A Apple lançou há poucas horas o novo iOS 12.1 com melhorias, correções e otimizações. Claro que, alguém mais entusiasta não iria deixar de vasculhar os cantos e recantos à procura de alguma falha no capítulo da segurança.
Jose Rodriguez, um investigador de segurança espanhol, conseguiu encontrar um bug e contornar o código de segurança do iPhone.
Jose Rodriguez, investigador de segurança, confirmou a um site que descobriu um bug de bypass de palavra-passe do iPhone na versão mais recente do iOS 12.1, lançado pela Apple há poucas horas.
Para demonstrar o bug, Rodriguez partilhou um vídeo a mostrar o novo hack do iPhone a funcionar. Basicamente parece mais simples de executar do que as descobertas anteriores. Mesmo sendo uma operação com alguns passos mecanizados.
Problema está no novo Grupo de Facetime
Uma das novidades do iOS 12.1 é a funcionalidade de já ser possível fazer chamadas FaceTime em grupo, até um máximo de 32 pessoas. Contudo, segundo o vídeo, o novo recurso poderá ter aberto aqui um buraco na segurança.
Como funciona o novo bug Passcode Bypass?
Ao contrário dos bugs Passcode Bypass (contornar o código secreto) anteriores, o novo método funciona mesmo sem ter o recurso de leitor de ecrã Siri ou VoiceOver ativado num iPhone de destino, e como vamos ver, não é nada de extraordinário.
Os passos executados são os seguintes:
1 – Faça uma chamada para o número de telefone do iPhone que quer atacar (se não souber o número de telefone do alvo, pergunte à Siri “who I am” (se a Siri estiver em Inglês. Também pode solicitar à Siri para ligar soletrando os dígitos do seu número de telefone).

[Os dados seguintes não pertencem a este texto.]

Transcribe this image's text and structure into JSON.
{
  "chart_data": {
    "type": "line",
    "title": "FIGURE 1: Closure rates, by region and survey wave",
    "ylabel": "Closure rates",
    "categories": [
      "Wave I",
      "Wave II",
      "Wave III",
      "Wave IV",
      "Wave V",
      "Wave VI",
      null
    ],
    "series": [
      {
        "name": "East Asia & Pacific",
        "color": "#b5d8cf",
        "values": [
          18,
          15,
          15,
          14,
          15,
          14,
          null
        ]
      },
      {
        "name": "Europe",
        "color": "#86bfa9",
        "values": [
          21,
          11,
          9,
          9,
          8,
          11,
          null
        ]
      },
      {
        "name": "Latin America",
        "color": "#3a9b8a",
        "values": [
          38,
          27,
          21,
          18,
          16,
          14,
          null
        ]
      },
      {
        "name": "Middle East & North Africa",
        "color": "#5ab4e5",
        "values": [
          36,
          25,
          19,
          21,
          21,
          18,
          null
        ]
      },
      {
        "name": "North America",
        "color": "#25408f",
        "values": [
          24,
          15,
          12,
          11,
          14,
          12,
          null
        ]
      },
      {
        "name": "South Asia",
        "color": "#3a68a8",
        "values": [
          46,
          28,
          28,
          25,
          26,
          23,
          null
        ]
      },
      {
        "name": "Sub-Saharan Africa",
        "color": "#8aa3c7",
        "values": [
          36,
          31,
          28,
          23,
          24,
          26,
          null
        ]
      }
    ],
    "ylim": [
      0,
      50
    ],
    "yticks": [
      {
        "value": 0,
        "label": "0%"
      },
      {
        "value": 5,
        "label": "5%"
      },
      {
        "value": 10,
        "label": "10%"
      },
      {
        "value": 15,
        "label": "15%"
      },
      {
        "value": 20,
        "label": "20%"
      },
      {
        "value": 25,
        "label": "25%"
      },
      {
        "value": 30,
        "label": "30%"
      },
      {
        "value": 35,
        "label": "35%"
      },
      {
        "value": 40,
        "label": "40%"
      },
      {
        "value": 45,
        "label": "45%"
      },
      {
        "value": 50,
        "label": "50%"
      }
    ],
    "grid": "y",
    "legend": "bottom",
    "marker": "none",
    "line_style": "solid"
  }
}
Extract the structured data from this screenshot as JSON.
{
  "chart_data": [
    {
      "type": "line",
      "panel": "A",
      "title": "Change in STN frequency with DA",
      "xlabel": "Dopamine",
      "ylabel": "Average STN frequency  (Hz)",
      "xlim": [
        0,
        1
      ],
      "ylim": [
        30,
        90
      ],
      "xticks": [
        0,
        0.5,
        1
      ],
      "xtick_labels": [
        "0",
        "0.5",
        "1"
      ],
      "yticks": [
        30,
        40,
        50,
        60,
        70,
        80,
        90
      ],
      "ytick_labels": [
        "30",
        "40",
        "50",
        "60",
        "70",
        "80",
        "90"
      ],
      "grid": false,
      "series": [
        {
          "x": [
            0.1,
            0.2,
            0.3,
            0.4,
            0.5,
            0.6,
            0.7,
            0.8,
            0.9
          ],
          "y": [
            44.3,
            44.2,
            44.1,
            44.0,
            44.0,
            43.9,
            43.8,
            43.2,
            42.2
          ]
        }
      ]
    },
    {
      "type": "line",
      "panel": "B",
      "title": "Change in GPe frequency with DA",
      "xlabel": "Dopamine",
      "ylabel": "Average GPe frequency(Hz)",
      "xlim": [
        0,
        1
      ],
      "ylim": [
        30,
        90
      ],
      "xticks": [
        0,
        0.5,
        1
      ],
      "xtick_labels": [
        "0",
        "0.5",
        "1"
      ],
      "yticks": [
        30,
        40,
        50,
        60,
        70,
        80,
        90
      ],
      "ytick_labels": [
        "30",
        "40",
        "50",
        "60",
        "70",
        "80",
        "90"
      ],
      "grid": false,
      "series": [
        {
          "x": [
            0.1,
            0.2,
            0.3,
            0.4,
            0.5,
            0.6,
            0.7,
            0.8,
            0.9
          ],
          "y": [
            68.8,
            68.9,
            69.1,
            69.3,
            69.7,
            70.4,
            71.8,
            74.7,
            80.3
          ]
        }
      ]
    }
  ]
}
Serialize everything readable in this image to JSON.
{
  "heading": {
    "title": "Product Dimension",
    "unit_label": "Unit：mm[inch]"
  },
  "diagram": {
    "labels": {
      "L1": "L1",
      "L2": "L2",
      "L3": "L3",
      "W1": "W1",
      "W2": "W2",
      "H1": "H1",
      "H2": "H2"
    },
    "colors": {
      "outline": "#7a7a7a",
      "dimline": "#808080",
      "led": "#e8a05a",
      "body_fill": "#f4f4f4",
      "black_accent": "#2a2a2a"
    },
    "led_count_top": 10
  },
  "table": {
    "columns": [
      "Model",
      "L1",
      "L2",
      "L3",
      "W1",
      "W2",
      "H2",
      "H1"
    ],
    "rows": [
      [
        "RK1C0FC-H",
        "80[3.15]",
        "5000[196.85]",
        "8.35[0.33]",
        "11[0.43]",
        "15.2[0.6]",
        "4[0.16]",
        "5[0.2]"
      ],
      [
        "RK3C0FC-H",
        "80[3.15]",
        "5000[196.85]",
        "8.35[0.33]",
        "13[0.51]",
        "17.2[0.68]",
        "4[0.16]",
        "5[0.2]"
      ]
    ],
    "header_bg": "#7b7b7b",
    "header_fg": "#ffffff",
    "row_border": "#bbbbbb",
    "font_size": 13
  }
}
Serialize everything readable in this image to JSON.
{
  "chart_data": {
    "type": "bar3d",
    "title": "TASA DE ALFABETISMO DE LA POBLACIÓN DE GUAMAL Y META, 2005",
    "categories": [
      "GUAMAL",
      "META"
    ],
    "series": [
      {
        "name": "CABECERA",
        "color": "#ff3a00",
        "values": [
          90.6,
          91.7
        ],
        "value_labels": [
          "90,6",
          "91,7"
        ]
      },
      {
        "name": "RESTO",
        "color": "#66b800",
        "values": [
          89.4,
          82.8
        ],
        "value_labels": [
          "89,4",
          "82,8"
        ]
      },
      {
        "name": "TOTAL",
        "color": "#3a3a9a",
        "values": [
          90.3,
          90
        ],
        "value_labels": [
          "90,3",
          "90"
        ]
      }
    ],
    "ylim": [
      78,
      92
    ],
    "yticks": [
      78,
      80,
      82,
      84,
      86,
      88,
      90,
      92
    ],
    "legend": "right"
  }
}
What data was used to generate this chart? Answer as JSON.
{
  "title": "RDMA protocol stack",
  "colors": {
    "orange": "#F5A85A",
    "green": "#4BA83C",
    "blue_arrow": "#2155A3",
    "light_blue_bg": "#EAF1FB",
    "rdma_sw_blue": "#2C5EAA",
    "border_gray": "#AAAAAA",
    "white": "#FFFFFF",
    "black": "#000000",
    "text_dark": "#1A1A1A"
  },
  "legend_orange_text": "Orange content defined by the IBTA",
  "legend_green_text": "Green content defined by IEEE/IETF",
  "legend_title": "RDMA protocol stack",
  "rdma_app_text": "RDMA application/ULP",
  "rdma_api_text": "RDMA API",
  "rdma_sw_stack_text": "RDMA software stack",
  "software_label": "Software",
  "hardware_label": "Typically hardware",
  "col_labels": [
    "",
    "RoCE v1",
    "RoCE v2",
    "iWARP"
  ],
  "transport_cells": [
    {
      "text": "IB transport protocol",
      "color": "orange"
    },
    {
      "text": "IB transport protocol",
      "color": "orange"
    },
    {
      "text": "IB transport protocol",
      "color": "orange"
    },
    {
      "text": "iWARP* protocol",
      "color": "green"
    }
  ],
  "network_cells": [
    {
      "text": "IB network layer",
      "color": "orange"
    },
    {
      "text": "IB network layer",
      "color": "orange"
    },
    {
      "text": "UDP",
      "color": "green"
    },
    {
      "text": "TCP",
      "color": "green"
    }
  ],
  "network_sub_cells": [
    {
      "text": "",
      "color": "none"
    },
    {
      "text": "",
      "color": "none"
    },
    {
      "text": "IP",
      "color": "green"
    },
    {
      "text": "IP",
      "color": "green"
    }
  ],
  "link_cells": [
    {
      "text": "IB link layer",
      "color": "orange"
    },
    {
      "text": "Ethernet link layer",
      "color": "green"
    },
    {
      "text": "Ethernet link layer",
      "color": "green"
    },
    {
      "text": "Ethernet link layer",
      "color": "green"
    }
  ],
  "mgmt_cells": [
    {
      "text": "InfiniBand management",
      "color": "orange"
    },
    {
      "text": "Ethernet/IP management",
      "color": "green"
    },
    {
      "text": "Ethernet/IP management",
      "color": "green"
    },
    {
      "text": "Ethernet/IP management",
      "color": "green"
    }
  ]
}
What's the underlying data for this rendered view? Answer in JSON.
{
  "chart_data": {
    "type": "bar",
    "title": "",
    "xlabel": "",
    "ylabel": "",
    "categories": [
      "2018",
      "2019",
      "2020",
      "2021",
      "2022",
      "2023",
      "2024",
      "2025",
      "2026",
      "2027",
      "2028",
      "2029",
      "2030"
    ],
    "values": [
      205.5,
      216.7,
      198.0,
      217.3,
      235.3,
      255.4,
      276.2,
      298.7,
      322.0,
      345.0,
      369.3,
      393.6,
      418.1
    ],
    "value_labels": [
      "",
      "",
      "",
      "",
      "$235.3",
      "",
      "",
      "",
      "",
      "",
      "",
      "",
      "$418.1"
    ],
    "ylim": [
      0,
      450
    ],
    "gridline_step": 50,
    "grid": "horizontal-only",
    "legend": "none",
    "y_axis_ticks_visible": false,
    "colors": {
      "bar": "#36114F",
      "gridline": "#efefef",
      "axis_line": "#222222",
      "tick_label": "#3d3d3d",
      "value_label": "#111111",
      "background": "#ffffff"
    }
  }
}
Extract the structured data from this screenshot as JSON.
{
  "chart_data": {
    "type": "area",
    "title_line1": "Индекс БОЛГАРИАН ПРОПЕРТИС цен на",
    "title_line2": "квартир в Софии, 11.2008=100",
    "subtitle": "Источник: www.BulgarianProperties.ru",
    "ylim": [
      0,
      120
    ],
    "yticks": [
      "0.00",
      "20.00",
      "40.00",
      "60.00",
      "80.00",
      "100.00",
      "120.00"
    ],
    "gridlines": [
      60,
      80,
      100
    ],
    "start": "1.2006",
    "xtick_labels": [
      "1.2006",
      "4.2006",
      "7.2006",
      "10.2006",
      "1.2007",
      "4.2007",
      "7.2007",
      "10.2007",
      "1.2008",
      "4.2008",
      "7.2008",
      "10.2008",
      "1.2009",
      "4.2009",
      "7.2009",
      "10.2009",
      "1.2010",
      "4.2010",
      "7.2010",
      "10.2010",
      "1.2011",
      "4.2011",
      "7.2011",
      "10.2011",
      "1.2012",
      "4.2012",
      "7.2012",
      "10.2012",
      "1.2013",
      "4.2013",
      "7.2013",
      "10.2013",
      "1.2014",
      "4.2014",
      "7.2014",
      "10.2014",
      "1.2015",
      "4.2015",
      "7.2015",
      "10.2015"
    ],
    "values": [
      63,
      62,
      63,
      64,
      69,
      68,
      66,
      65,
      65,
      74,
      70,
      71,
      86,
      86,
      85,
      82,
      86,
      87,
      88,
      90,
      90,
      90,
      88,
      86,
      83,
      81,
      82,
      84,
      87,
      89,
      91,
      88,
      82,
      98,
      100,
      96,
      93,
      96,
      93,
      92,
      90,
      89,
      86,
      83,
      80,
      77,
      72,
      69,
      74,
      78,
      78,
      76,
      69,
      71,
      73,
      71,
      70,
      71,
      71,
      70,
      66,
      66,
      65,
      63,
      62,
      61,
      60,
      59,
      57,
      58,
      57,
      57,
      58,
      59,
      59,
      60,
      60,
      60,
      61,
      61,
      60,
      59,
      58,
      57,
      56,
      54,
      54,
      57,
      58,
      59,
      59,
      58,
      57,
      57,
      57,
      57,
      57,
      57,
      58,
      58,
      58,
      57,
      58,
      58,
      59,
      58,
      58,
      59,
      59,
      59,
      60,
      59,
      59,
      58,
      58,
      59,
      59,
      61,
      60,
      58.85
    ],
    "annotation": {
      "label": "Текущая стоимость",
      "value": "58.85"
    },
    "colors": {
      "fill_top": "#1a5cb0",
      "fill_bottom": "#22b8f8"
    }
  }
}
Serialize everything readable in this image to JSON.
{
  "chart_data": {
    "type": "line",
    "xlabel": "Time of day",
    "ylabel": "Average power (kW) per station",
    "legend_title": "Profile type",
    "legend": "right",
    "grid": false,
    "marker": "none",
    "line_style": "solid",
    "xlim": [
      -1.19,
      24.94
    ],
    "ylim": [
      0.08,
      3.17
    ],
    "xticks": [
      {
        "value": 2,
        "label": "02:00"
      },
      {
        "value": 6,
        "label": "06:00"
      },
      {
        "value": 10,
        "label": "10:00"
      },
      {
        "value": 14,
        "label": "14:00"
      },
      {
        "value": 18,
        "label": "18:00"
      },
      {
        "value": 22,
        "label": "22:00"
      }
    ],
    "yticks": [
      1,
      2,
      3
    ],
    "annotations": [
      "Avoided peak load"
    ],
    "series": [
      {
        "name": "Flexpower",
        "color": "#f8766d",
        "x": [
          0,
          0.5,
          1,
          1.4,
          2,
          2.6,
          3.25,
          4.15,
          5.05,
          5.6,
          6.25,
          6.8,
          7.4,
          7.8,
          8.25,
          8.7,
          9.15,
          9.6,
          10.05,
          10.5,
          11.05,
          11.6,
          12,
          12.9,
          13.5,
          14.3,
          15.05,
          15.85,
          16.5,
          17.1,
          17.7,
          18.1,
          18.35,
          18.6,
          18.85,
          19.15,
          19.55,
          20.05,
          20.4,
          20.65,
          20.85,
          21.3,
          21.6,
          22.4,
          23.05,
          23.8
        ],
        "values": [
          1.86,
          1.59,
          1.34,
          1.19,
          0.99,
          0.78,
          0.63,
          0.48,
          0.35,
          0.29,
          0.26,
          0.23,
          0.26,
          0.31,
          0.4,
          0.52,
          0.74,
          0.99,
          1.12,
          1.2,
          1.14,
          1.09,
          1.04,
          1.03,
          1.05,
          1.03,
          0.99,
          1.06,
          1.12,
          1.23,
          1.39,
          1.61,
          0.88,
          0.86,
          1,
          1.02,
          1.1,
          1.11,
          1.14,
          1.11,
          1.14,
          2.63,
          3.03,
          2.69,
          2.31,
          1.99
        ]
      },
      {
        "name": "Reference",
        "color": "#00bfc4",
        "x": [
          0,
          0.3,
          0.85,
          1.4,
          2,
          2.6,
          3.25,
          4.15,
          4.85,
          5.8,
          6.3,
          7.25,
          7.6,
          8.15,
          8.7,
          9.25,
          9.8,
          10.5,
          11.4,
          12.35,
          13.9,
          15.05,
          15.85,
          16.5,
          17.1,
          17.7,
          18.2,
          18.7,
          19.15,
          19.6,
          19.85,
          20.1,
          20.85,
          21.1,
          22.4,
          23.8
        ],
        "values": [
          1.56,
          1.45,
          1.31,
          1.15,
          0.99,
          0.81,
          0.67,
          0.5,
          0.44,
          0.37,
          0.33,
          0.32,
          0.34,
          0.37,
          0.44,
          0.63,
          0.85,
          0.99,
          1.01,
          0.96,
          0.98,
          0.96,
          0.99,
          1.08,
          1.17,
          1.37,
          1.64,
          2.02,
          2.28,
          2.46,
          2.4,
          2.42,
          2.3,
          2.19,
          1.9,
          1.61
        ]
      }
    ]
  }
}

2 – Assim que a chamada for feita, inicie a chamada de vídeo “Facetime” no mesmo ecrã.
3 – Agora vá para o menu inferior direito e selecione “Adicionar contacto”.
4 – Pressione o ícone de adição (+) para ter aceso à lista de contactos completa do iPhone de destino e, ao tocar em 3D Touch em cada contacto, poderá ver mais informações.
“um iPhone bloqueado por código com o último iOS lançado ontem, o utilizador recebe um telefonema ou pergunta à Siri para fazer uma ligação telefónica (pode ser pedida a ligação por dígito) e, ao alterar a chamada para o FaceTime, o utilizador pode ter acesso à lista de contactos ao adicionar mais pessoas ao grupo FaceTime, e usando o 3D Touch em cada contacto, pode ver mais informações desse contacto.
Referiu Rodriguez à publicação The Hacker News.
Ataque que só funciona com iPhones
Além disso, deve-se notar que, como o ataque utiliza o Facetime da Apple, o hack só funciona se os dispositivos envolvidos no processo forem iPhones.
O novo método de bypass do código de acesso parece funcionar em todos os modelos atuais do iPhone, incluindo dispositivos iPhone X e XS, executando a versão mais recente do sistema operativo móvel da Apple, ou seja, iOS 12.1.
Como não há solução para corrigir temporariamente o problema, os utilizadores podem simplesmente esperar que a Apple emita uma atualização de software para resolver o novo bug de bypass do código de acesso o mais rápido possível.
Este investigador já descobriu vários bugs no iOS, vários ataques usando este tipo de método que contorna a exigência da palavra-passe de acesso ao conteúdo do iPhone. Recentemente, na versão 12.0.1 descobriu como se aproveitar do leitor de ecrã, existente nas acessibilidades do iOS que recorre à Siri e VoiceOver, conseguindo superar as defesas do seu telefone. Claro que são técnicas que permitem a invasores o acesso a dados privados, como os contactos, por exemplo.
A Apple deverá agora, e como tendo sido tradição, lançar um update ao iOS 12.1.